A mahogany veneered tall case clock signed on the dial by John Bailey Jr., of Hanover, Massachusetts.

This fine example features a case that is veneered in figured mahogany. The veneer selected features long sweeping grain patterns which are prominently displayed in the construction of the case. This case stands four flared French feet. They are wonderfully elevated and transition to a drop apron or curtain in the center of the case. The base panel features a cross banded border. This frames a figured panel. The base transitions to the waist through a compressed waist molding. The waist is long and narrow. This section centers a rectangular door that is fitted with an applied molding. The door is crossbanded in mahogany around the outer edge. The sides of the waist are fitted with inset quarter columns that are boldly reeded. They terminate in brass quarter capitals. The hood or bonnet is surmounted by three capped finial plinths or chimneys. They are surmounted by three wooden finials in the form of urns. The plinths also help support a very attractive pierced and open fret work pattern. This design is traditionally found in Southeastern New England. Fully turned and nicely shaped reeded bonnet columns ending brass capitals flank the bonnet door. The bonnet or hood door is fitted with glass and opens to allow one access the the painted iron dial.

This dial was painted in Boston. It was most likely painted by Samuel Curtis due to the stylistic design. Each of the four spandrel areas are decorated with colorfully geometric patterns. A gilt circle is positioned outside the time ring. This time ring is formatted with Roman hour numerals, Arabic five minute markers and a subsidiary seconds dial. The calendar day is displayed in a small aperture under the center arbor. In the arch is a lunar calendar or a moonphase mechanism. This dial is signed by the Maker. His signature is wonderfully displayed in a fluid script format. The working location of “HANOVER” is displayed in block lettering. This dial is secured to the movement without the use of a falseplate.

This movement is constructed in brass and is good quality. It is weight driven and designed to run eight days on a full wind. It is a time and strike design having a rack and snail striking system. As a result, it will strike each hour on the hour. This is done on a cast iron bell which is mounted above the movement.

This clock stands approximately 92 inches tall to the top of the finial and was made circa 1820. This clock is inventory number NN-3.

About John Bailey III or Jr. of Hanover and New Bedford, Massachusetts.

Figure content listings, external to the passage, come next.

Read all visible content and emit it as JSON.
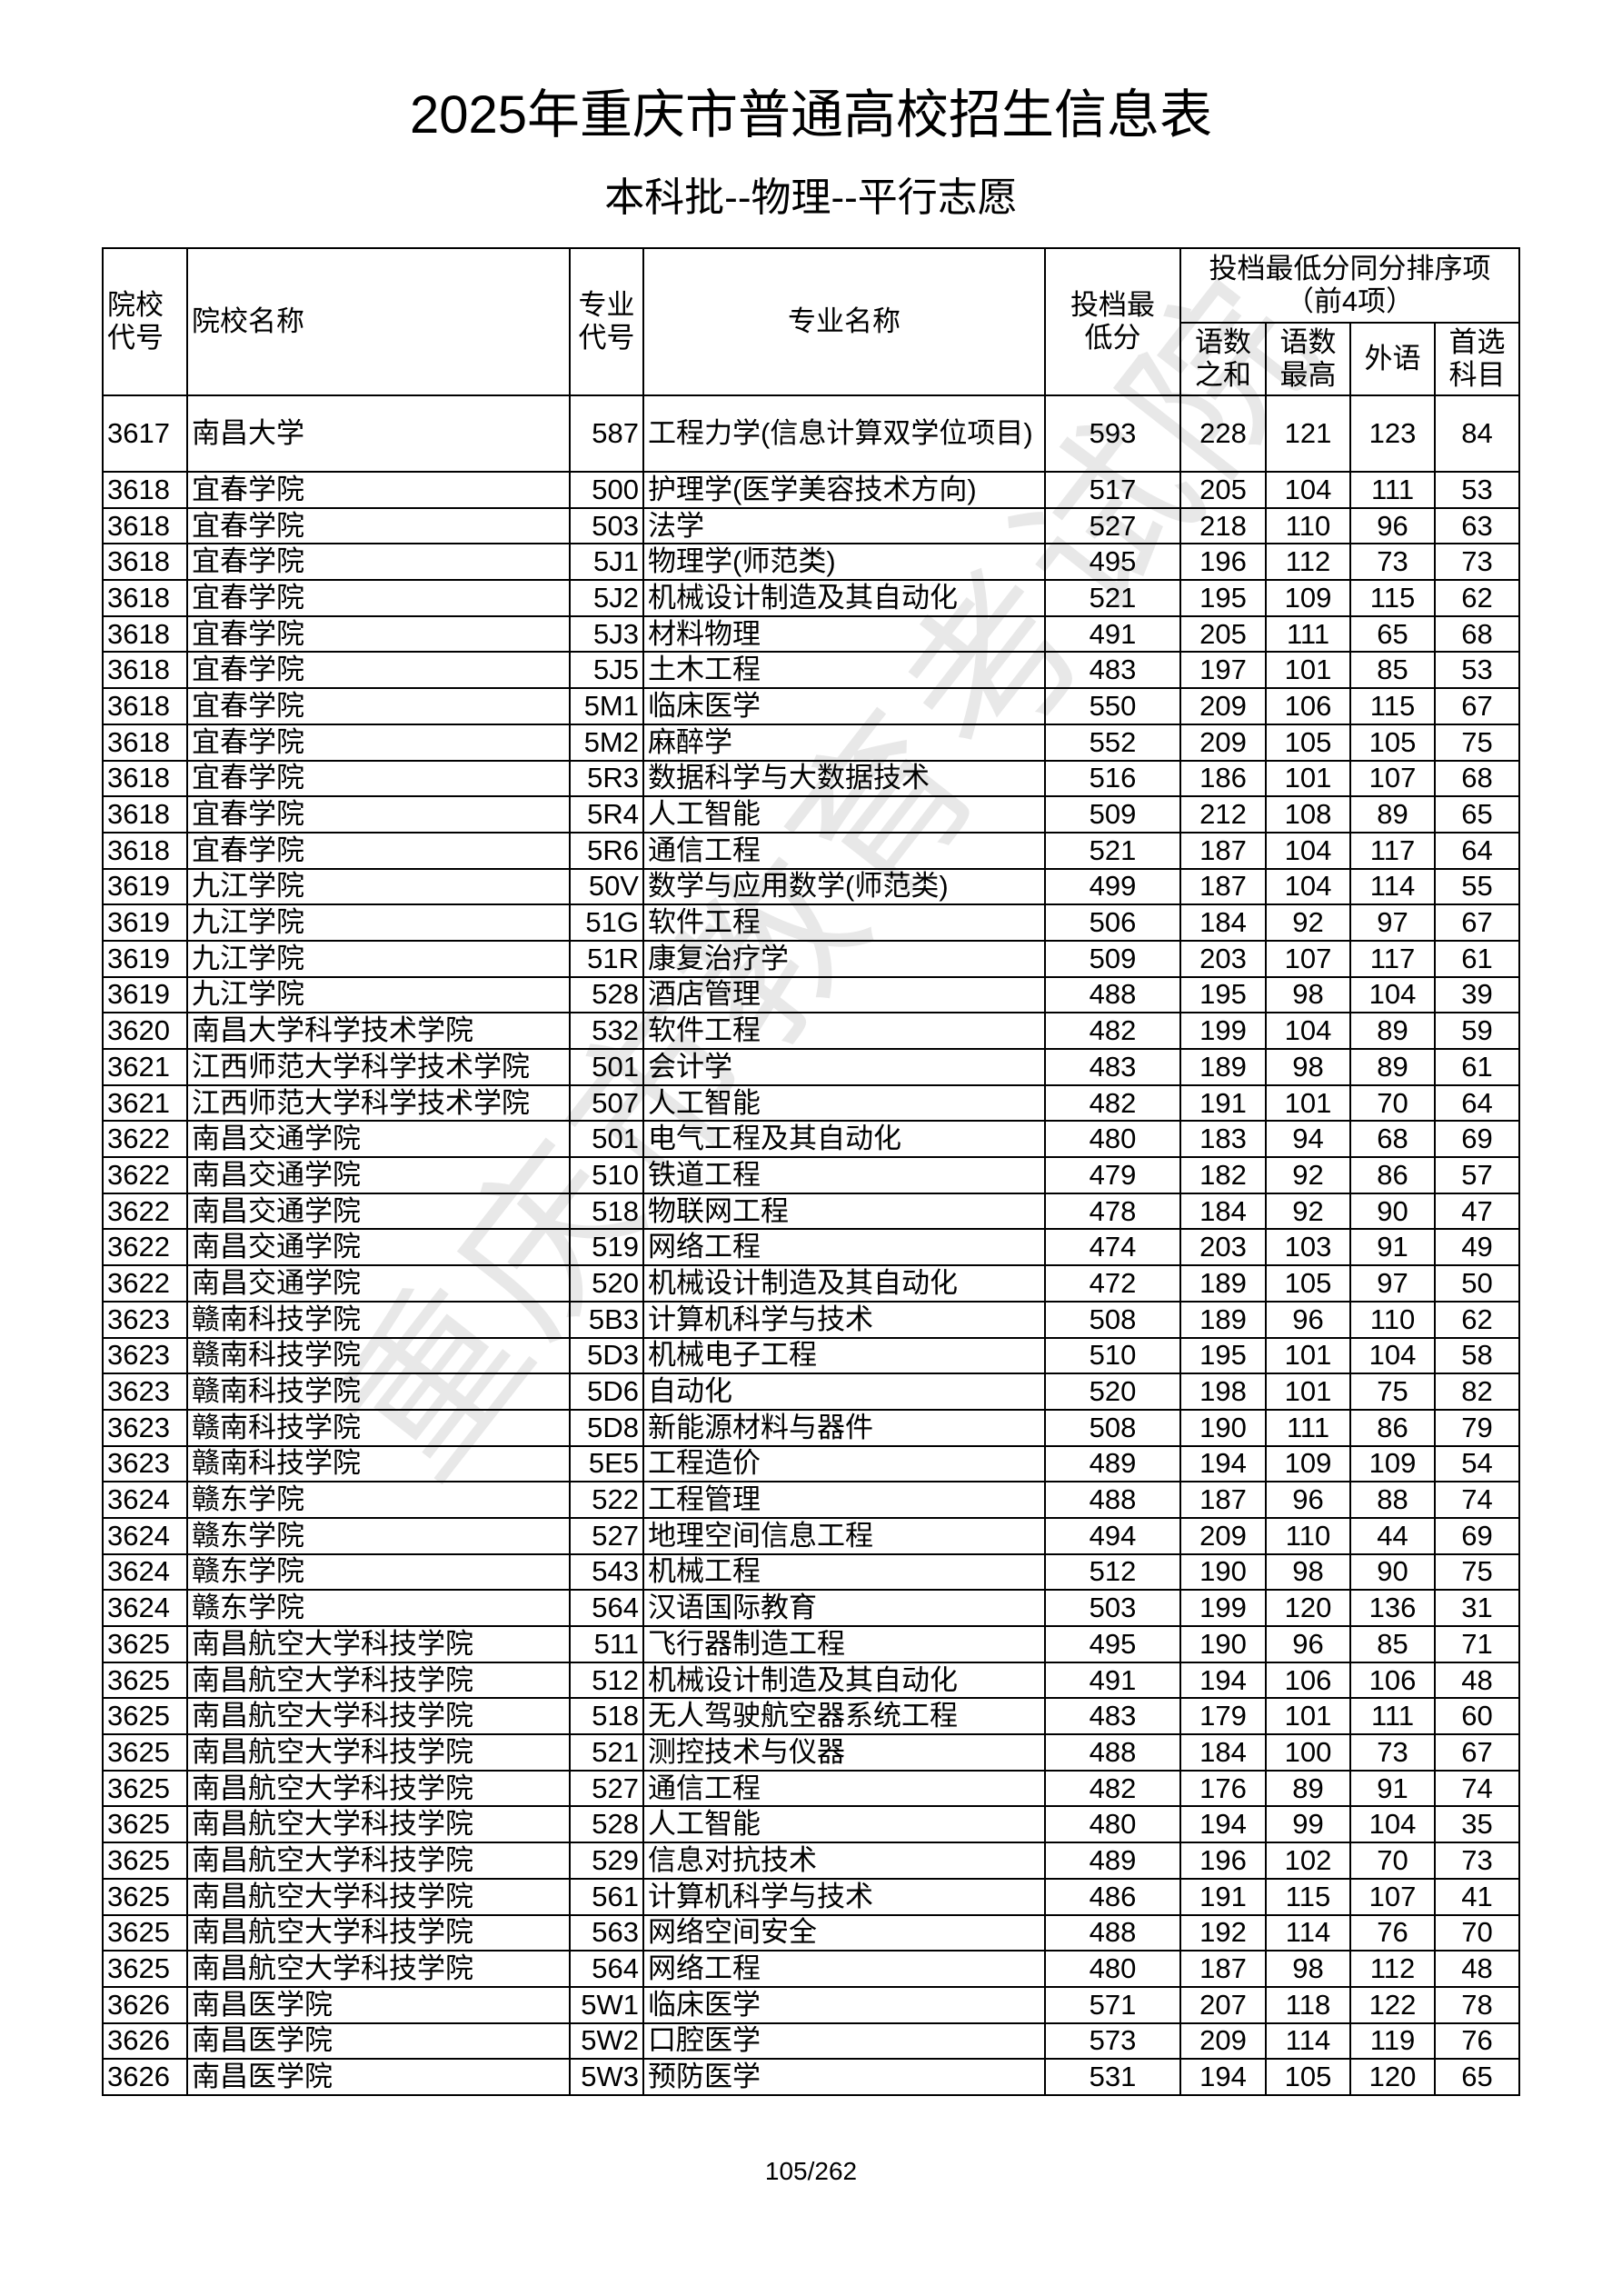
{
  "title": "2025年重庆市普通高校招生信息表",
  "subtitle": "本科批--物理--平行志愿",
  "watermark": "重庆市教育考试院",
  "headers": {
    "school_code": "院校代号",
    "school_name": "院校名称",
    "major_code": "专业代号",
    "major_name": "专业名称",
    "min_score": "投档最低分",
    "tiebreak_group": "投档最低分同分排序项（前4项）",
    "chn_math_sum": "语数之和",
    "chn_math_max": "语数最高",
    "foreign_lang": "外语",
    "first_subject": "首选科目"
  },
  "rows": [
    [
      "3617",
      "南昌大学",
      "587",
      "工程力学(信息计算双学位项目)",
      "593",
      "228",
      "121",
      "123",
      "84"
    ],
    [
      "3618",
      "宜春学院",
      "500",
      "护理学(医学美容技术方向)",
      "517",
      "205",
      "104",
      "111",
      "53"
    ],
    [
      "3618",
      "宜春学院",
      "503",
      "法学",
      "527",
      "218",
      "110",
      "96",
      "63"
    ],
    [
      "3618",
      "宜春学院",
      "5J1",
      "物理学(师范类)",
      "495",
      "196",
      "112",
      "73",
      "73"
    ],
    [
      "3618",
      "宜春学院",
      "5J2",
      "机械设计制造及其自动化",
      "521",
      "195",
      "109",
      "115",
      "62"
    ],
    [
      "3618",
      "宜春学院",
      "5J3",
      "材料物理",
      "491",
      "205",
      "111",
      "65",
      "68"
    ],
    [
      "3618",
      "宜春学院",
      "5J5",
      "土木工程",
      "483",
      "197",
      "101",
      "85",
      "53"
    ],
    [
      "3618",
      "宜春学院",
      "5M1",
      "临床医学",
      "550",
      "209",
      "106",
      "115",
      "67"
    ],
    [
      "3618",
      "宜春学院",
      "5M2",
      "麻醉学",
      "552",
      "209",
      "105",
      "105",
      "75"
    ],
    [
      "3618",
      "宜春学院",
      "5R3",
      "数据科学与大数据技术",
      "516",
      "186",
      "101",
      "107",
      "68"
    ],
    [
      "3618",
      "宜春学院",
      "5R4",
      "人工智能",
      "509",
      "212",
      "108",
      "89",
      "65"
    ],
    [
      "3618",
      "宜春学院",
      "5R6",
      "通信工程",
      "521",
      "187",
      "104",
      "117",
      "64"
    ],
    [
      "3619",
      "九江学院",
      "50V",
      "数学与应用数学(师范类)",
      "499",
      "187",
      "104",
      "114",
      "55"
    ],
    [
      "3619",
      "九江学院",
      "51G",
      "软件工程",
      "506",
      "184",
      "92",
      "97",
      "67"
    ],
    [
      "3619",
      "九江学院",
      "51R",
      "康复治疗学",
      "509",
      "203",
      "107",
      "117",
      "61"
    ],
    [
      "3619",
      "九江学院",
      "528",
      "酒店管理",
      "488",
      "195",
      "98",
      "104",
      "39"
    ],
    [
      "3620",
      "南昌大学科学技术学院",
      "532",
      "软件工程",
      "482",
      "199",
      "104",
      "89",
      "59"
    ],
    [
      "3621",
      "江西师范大学科学技术学院",
      "501",
      "会计学",
      "483",
      "189",
      "98",
      "89",
      "61"
    ],
    [
      "3621",
      "江西师范大学科学技术学院",
      "507",
      "人工智能",
      "482",
      "191",
      "101",
      "70",
      "64"
    ],
    [
      "3622",
      "南昌交通学院",
      "501",
      "电气工程及其自动化",
      "480",
      "183",
      "94",
      "68",
      "69"
    ],
    [
      "3622",
      "南昌交通学院",
      "510",
      "铁道工程",
      "479",
      "182",
      "92",
      "86",
      "57"
    ],
    [
      "3622",
      "南昌交通学院",
      "518",
      "物联网工程",
      "478",
      "184",
      "92",
      "90",
      "47"
    ],
    [
      "3622",
      "南昌交通学院",
      "519",
      "网络工程",
      "474",
      "203",
      "103",
      "91",
      "49"
    ],
    [
      "3622",
      "南昌交通学院",
      "520",
      "机械设计制造及其自动化",
      "472",
      "189",
      "105",
      "97",
      "50"
    ],
    [
      "3623",
      "赣南科技学院",
      "5B3",
      "计算机科学与技术",
      "508",
      "189",
      "96",
      "110",
      "62"
    ],
    [
      "3623",
      "赣南科技学院",
      "5D3",
      "机械电子工程",
      "510",
      "195",
      "101",
      "104",
      "58"
    ],
    [
      "3623",
      "赣南科技学院",
      "5D6",
      "自动化",
      "520",
      "198",
      "101",
      "75",
      "82"
    ],
    [
      "3623",
      "赣南科技学院",
      "5D8",
      "新能源材料与器件",
      "508",
      "190",
      "111",
      "86",
      "79"
    ],
    [
      "3623",
      "赣南科技学院",
      "5E5",
      "工程造价",
      "489",
      "194",
      "109",
      "109",
      "54"
    ],
    [
      "3624",
      "赣东学院",
      "522",
      "工程管理",
      "488",
      "187",
      "96",
      "88",
      "74"
    ],
    [
      "3624",
      "赣东学院",
      "527",
      "地理空间信息工程",
      "494",
      "209",
      "110",
      "44",
      "69"
    ],
    [
      "3624",
      "赣东学院",
      "543",
      "机械工程",
      "512",
      "190",
      "98",
      "90",
      "75"
    ],
    [
      "3624",
      "赣东学院",
      "564",
      "汉语国际教育",
      "503",
      "199",
      "120",
      "136",
      "31"
    ],
    [
      "3625",
      "南昌航空大学科技学院",
      "511",
      "飞行器制造工程",
      "495",
      "190",
      "96",
      "85",
      "71"
    ],
    [
      "3625",
      "南昌航空大学科技学院",
      "512",
      "机械设计制造及其自动化",
      "491",
      "194",
      "106",
      "106",
      "48"
    ],
    [
      "3625",
      "南昌航空大学科技学院",
      "518",
      "无人驾驶航空器系统工程",
      "483",
      "179",
      "101",
      "111",
      "60"
    ],
    [
      "3625",
      "南昌航空大学科技学院",
      "521",
      "测控技术与仪器",
      "488",
      "184",
      "100",
      "73",
      "67"
    ],
    [
      "3625",
      "南昌航空大学科技学院",
      "527",
      "通信工程",
      "482",
      "176",
      "89",
      "91",
      "74"
    ],
    [
      "3625",
      "南昌航空大学科技学院",
      "528",
      "人工智能",
      "480",
      "194",
      "99",
      "104",
      "35"
    ],
    [
      "3625",
      "南昌航空大学科技学院",
      "529",
      "信息对抗技术",
      "489",
      "196",
      "102",
      "70",
      "73"
    ],
    [
      "3625",
      "南昌航空大学科技学院",
      "561",
      "计算机科学与技术",
      "486",
      "191",
      "115",
      "107",
      "41"
    ],
    [
      "3625",
      "南昌航空大学科技学院",
      "563",
      "网络空间安全",
      "488",
      "192",
      "114",
      "76",
      "70"
    ],
    [
      "3625",
      "南昌航空大学科技学院",
      "564",
      "网络工程",
      "480",
      "187",
      "98",
      "112",
      "48"
    ],
    [
      "3626",
      "南昌医学院",
      "5W1",
      "临床医学",
      "571",
      "207",
      "118",
      "122",
      "78"
    ],
    [
      "3626",
      "南昌医学院",
      "5W2",
      "口腔医学",
      "573",
      "209",
      "114",
      "119",
      "76"
    ],
    [
      "3626",
      "南昌医学院",
      "5W3",
      "预防医学",
      "531",
      "194",
      "105",
      "120",
      "65"
    ]
  ],
  "page_number": "105/262"
}
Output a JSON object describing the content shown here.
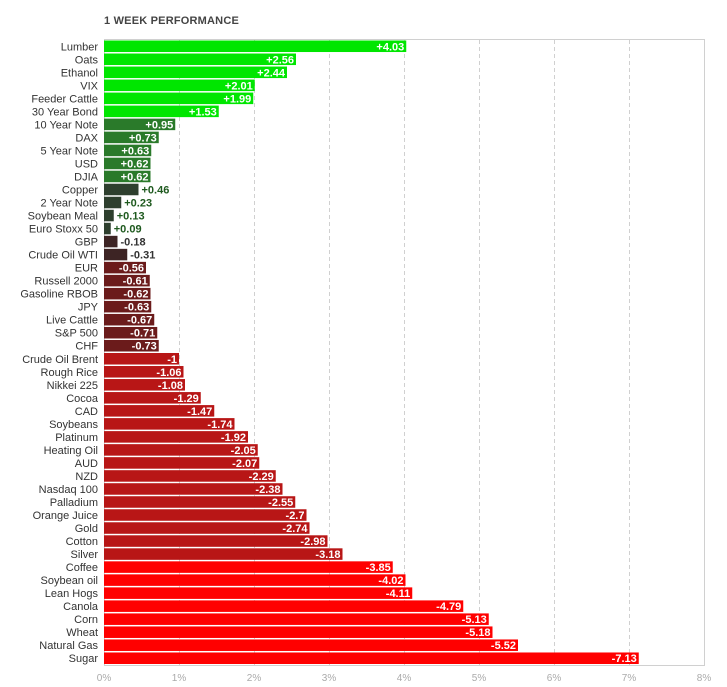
{
  "chart_data": {
    "type": "bar",
    "orientation": "horizontal",
    "title": "1 WEEK PERFORMANCE",
    "xlabel": "",
    "ylabel": "",
    "xlim": [
      0,
      8
    ],
    "x_ticks": [
      "0%",
      "1%",
      "2%",
      "3%",
      "4%",
      "5%",
      "6%",
      "7%",
      "8%"
    ],
    "grid": true,
    "legend": "none",
    "bar_magnitude": "absolute value of change",
    "categories": [
      "Lumber",
      "Oats",
      "Ethanol",
      "VIX",
      "Feeder Cattle",
      "30 Year Bond",
      "10 Year Note",
      "DAX",
      "5 Year Note",
      "USD",
      "DJIA",
      "Copper",
      "2 Year Note",
      "Soybean Meal",
      "Euro Stoxx 50",
      "GBP",
      "Crude Oil WTI",
      "EUR",
      "Russell 2000",
      "Gasoline RBOB",
      "JPY",
      "Live Cattle",
      "S&P 500",
      "CHF",
      "Crude Oil Brent",
      "Rough Rice",
      "Nikkei 225",
      "Cocoa",
      "CAD",
      "Soybeans",
      "Platinum",
      "Heating Oil",
      "AUD",
      "NZD",
      "Nasdaq 100",
      "Palladium",
      "Orange Juice",
      "Gold",
      "Cotton",
      "Silver",
      "Coffee",
      "Soybean oil",
      "Lean Hogs",
      "Canola",
      "Corn",
      "Wheat",
      "Natural Gas",
      "Sugar"
    ],
    "values": [
      4.03,
      2.56,
      2.44,
      2.01,
      1.99,
      1.53,
      0.95,
      0.73,
      0.63,
      0.62,
      0.62,
      0.46,
      0.23,
      0.13,
      0.09,
      -0.18,
      -0.31,
      -0.56,
      -0.61,
      -0.62,
      -0.63,
      -0.67,
      -0.71,
      -0.73,
      -1,
      -1.06,
      -1.08,
      -1.29,
      -1.47,
      -1.74,
      -1.92,
      -2.05,
      -2.07,
      -2.29,
      -2.38,
      -2.55,
      -2.7,
      -2.74,
      -2.98,
      -3.18,
      -3.85,
      -4.02,
      -4.11,
      -4.79,
      -5.13,
      -5.18,
      -5.52,
      -7.13
    ],
    "value_labels": [
      "+4.03",
      "+2.56",
      "+2.44",
      "+2.01",
      "+1.99",
      "+1.53",
      "+0.95",
      "+0.73",
      "+0.63",
      "+0.62",
      "+0.62",
      "+0.46",
      "+0.23",
      "+0.13",
      "+0.09",
      "-0.18",
      "-0.31",
      "-0.56",
      "-0.61",
      "-0.62",
      "-0.63",
      "-0.67",
      "-0.71",
      "-0.73",
      "-1",
      "-1.06",
      "-1.08",
      "-1.29",
      "-1.47",
      "-1.74",
      "-1.92",
      "-2.05",
      "-2.07",
      "-2.29",
      "-2.38",
      "-2.55",
      "-2.7",
      "-2.74",
      "-2.98",
      "-3.18",
      "-3.85",
      "-4.02",
      "-4.11",
      "-4.79",
      "-5.13",
      "-5.18",
      "-5.52",
      "-7.13"
    ],
    "colors": {
      "strong_positive": "#00e600",
      "positive": "#1fc41f",
      "mild_positive": "#2a7a2a",
      "weak_positive": "#2e3f2e",
      "weak_negative": "#3d2424",
      "mild_negative": "#6b1b1b",
      "negative": "#b81616",
      "strong_negative": "#ff0000",
      "grid": "#d0d0d0",
      "axis_text": "#aaaaaa"
    }
  }
}
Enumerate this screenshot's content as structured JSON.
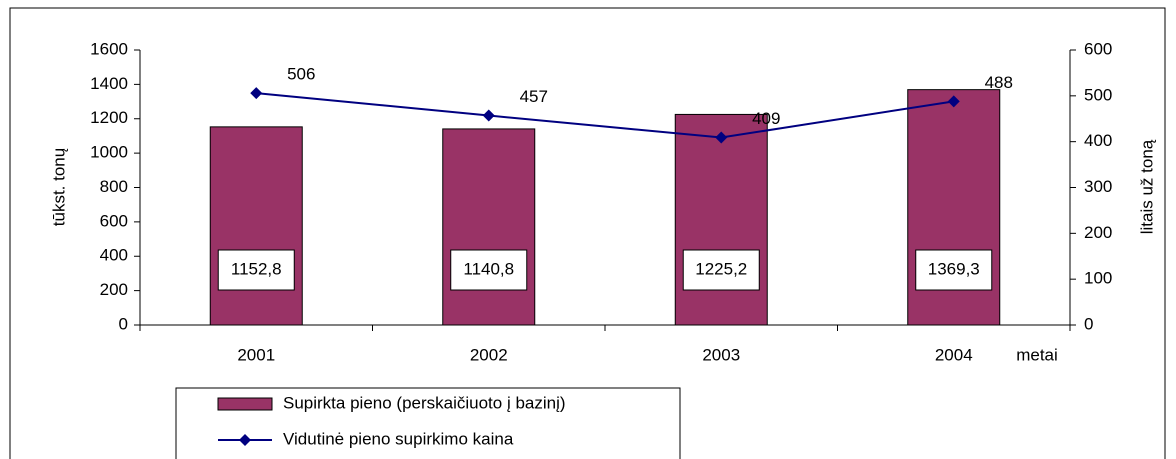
{
  "chart_data": {
    "type": "bar",
    "categories": [
      "2001",
      "2002",
      "2003",
      "2004"
    ],
    "x_label": "metai",
    "y_label": "tūkst. tonų",
    "y2_label": "litais už toną",
    "series": [
      {
        "name": "Supirkta pieno (perskaičiuoto į bazinį)",
        "type": "bar",
        "color": "#993366",
        "values": [
          1152.8,
          1140.8,
          1225.2,
          1369.3
        ],
        "value_labels": [
          "1152,8",
          "1140,8",
          "1225,2",
          "1369,3"
        ]
      },
      {
        "name": "Vidutinė pieno supirkimo kaina",
        "type": "line",
        "axis": "y2",
        "color": "#000080",
        "values": [
          506,
          457,
          409,
          488
        ]
      }
    ],
    "ylim": [
      0,
      1600
    ],
    "yticks": [
      0,
      200,
      400,
      600,
      800,
      1000,
      1200,
      1400,
      1600
    ],
    "y2lim": [
      0,
      600
    ],
    "y2ticks": [
      0,
      100,
      200,
      300,
      400,
      500,
      600
    ]
  }
}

John Bailey III or Junior was born in Hanover, Massachusetts on August 13, 1787. It is thought that he learned the family trade of clockmaking from his father John II. John III finished his apprenticeship in 1809 at the tail end off the tall case clocks popularity. The wall timepiece, and shelf clock became the clock of choice due to its reduction in cost. In June of 1809, he moved to Portland , Maine and worked mostly as a repairman. In November of 1810, he married Anna Taber, the daughter of a prominent Quaker merchant in Portland. In 1811, they returned to Hanover. It is during this next period of his life that we find him traveling in the South during the winters and setting up temporary repair shops and shipping whole clocks from the North to Southern clients all while maintaining a shop in Hanover. In 1824, he had moved his business from Hanover to the growing city of New Bedford, which is located on the Massachusetts south coast. Here he took the shop formerly occupied by the clockmakers Almy & Wall. In addition to his reputation as a fine businessman, clockmaker and chronometer repairman, Bailey became well known for his Anti-slavery convictions. He traveled extensively, including to the South, to preach his message of abolitionism. This was a stance that eventually cost him is business in New Bedford. In 1848, he moved to Lynn, MA where he operated “The Old Curiosity Shop” a jewelery and repair business on Union Street. He died in there in 1883 on March 2nd. Over his life time, he saw the cost of a clock start at $60 and fall to $2 due to the gearing up of mass production methods. Clocks were no longer for the most affluent of a community.

Over the years, we have owned a fair number of clocks made by him. Some of which included numerous tall case clocks, dwarf clocks and wall timepieces.